El nuevo Estatuto de Autonomía de Castilla y León ha sido aprobado esta semana con el apoyo de todos los grupos parlamentarios. Con esta reforma culmina el más importante empuje a la descentralización política, propiciada por el Gobierno de Zapatero, desde que se completó el mapa previsto en la Constitución. Frente a la posición mantenida por el Partido Popular en el Gobierno durante la anterior legislatura, en la que trató de cerrar unilateralmente el proceso autonómico, Zapatero optó por considerarlo más abierto que nunca. En el origen de esta decisión estaba la idea de que una reforma del Estatuto catalán facilitaría, por emulación, la plena integración del nacionalismo vasco en el sistema. El resultado es que, finalmente, el nacionalismo vasco ha escorado de la mano del lehendakari Ibarretxe hacia un soberanismo que se desentiende del sistema y que el Estatuto catalán es objeto de escaramuzas poco escrupulosas en el seno del Tribunal Constitucional. De su sentencia depende el futuro del texto que los catalanes aprobaron en referéndum.

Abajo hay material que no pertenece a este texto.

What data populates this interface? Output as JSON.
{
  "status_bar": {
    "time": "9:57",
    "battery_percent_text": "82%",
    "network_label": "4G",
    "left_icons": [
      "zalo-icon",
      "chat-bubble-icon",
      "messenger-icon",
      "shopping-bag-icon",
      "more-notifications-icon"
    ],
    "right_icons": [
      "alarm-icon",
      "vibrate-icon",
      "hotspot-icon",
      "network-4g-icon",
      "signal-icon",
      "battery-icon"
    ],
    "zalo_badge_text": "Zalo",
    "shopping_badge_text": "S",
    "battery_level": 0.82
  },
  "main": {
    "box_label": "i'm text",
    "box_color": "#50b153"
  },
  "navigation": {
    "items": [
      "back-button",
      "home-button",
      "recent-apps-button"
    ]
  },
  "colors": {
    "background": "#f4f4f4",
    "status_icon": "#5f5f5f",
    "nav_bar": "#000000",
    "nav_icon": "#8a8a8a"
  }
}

La emulación se ha producido, en efecto: en el resto de las comunidades autónomas, que han tratado de contrarrestar con la reforma de sus propios Estatutos el bilateralismo que apreciaban entre la autonomía catalana y el Gobierno central. Eso es lo que explica que, en medio de la carrera autonomista que se ha vivido, se haya obviado el punto de partida: el balance de aciertos y de errores que ha ofrecido el sistema desde su instauración. El impulso pragmático que debería haber inspirado la reforma de los Estatutos se sustituyó, al comienzo, por un impulso ideológico y, a continuación, por un juego de táctica política entre partidos y comunidades, que ha dejado un poso de insatisfacción en todas las partes y de hastiada indiferencia entre los ciudadanos. De ahí que el instrumento ideado en la Transición para encauzar el problema territorial en España, y que se ha mostrado eficaz, no parezca haber alterado la cuestión de fondo: tras la reforma de los Estatutos hay más autonomía, pero también más preocupación territorial.

Es absurdo sostener que las reformas estatutarias provocarán la ruptura de España; tan absurdo como sostener que garantizarán mejor la unidad. Dependerá del uso político que se haga, puesto que se trata de unas reglas de juego distintas de las que existían, pero siguen siendo unas reglas de juego. Si las escaramuzas de partido en el seno del Constitucional, iniciadas por los populares, son el preámbulo de lo que ocurrirá en el futuro, hay razones para temer que el empuje autonómico acabe afectando no sólo a los Estatutos sino a otras esferas de la arquitectura institucional. Durante esta legislatura la baraja autonómica se ha vuelto a repartir, y es responsabilidad de las fuerzas parlamentarias hacer que el sistema funcione al menos con la misma solvencia con la que lo ha venido haciéndolo durante el último cuarto de siglo.